If the contracting team fails to meet the July 2020 deadline for reopening the L train’s Canarsie Tunnel, it would be fined $410,000 per each additional day of work. There is also an additional $15 million allotted on top of the contract that could be used to incentivize an early completion.

About 225,000 daily L train riders use the line to travel between boroughs. Shrinking the shutdown by three months meant little on Monday to New Yorkers, transit advocacy and business leaders who are still anxiously waiting to hear how the city and the MTA, a state-run agency, will collaborate on alternatives during the service outage.

“If the MTA can shorten the shutdown period, that’s great, but it doesn’t absolve them of the responsibility to make riders’ lives tolerable during the construction,” said John Raskin, the executive director of the Riders Alliance, in a statement.

Several planning firms and advocacy groups have proposed closing corridors like Manhattan’s 14th Street or Brooklyn’s Grand Street to car traffic, to create a system of fast-moving shuttle buses for L train riders. Andrew Hoan, president of the Brooklyn Chamber of Commerce, said that shuttle buses alone “won’t cut it.”

“The L train is packed. By the time it gets to Bedford Avenue, it’s sardines-ville,” said Hoan, adding that he appreciates the MTA’s commitment to rebuild the tunnel. “We have ferry service coming and bike share. … We need that, multiplied by two or three.”

During the shutdown, the MTA will increase service on the J, G and M lines. It’s working with the city on a more comprehensive plan. Drafts of that proposal could come as soon as late spring.

“We’re going to do real work with the MTA to figure out how to compensate for [the L train shutdown],” said Mayor Bill de Blasio at an unrelated news conference on Monday. “They already, I think, have some good plans for diverting riders to other lines and providing bus service. We’re going to look at what we can do to assist in that and make it as smooth as possible.”

Two New York DJs eating tacos together at food truck parked off the L’s Bedford Avenue station — one artist from Manhattan, the other from Brooklyn — represented the dichotomy between the two boroughs on the closure.

“New Yorkers, when there are shifts like this, they figure out how to get around,” said Eric Isles, 27, the DJ from the East Village.

But Tiba Sterlins, 27, the DJ from Bedford-Stuyvesant, countered: “There’s going to be extreme chaos,” he said, fearing the L train riders who will flock to his station serving the J, M and Z trains. “The J train is going to be done — it’s already done.”

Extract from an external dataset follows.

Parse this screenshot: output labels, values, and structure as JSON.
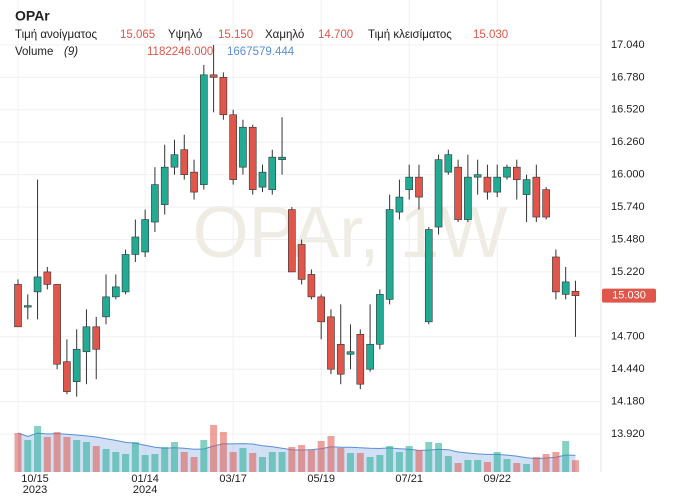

Neither Sterlins, Isles nor residents living at the end of the L line had confidence that the MTA and the city would provide sufficient options during the shutdown. Janet Bent, 52, a caregiver from Canarsie who travels several times a week to Manhattan for work, said she worries about how much longer her one-hour commute will take.

“It’s the only train we have here,” Bent said. “So it’s more than important, it’s a necessity.”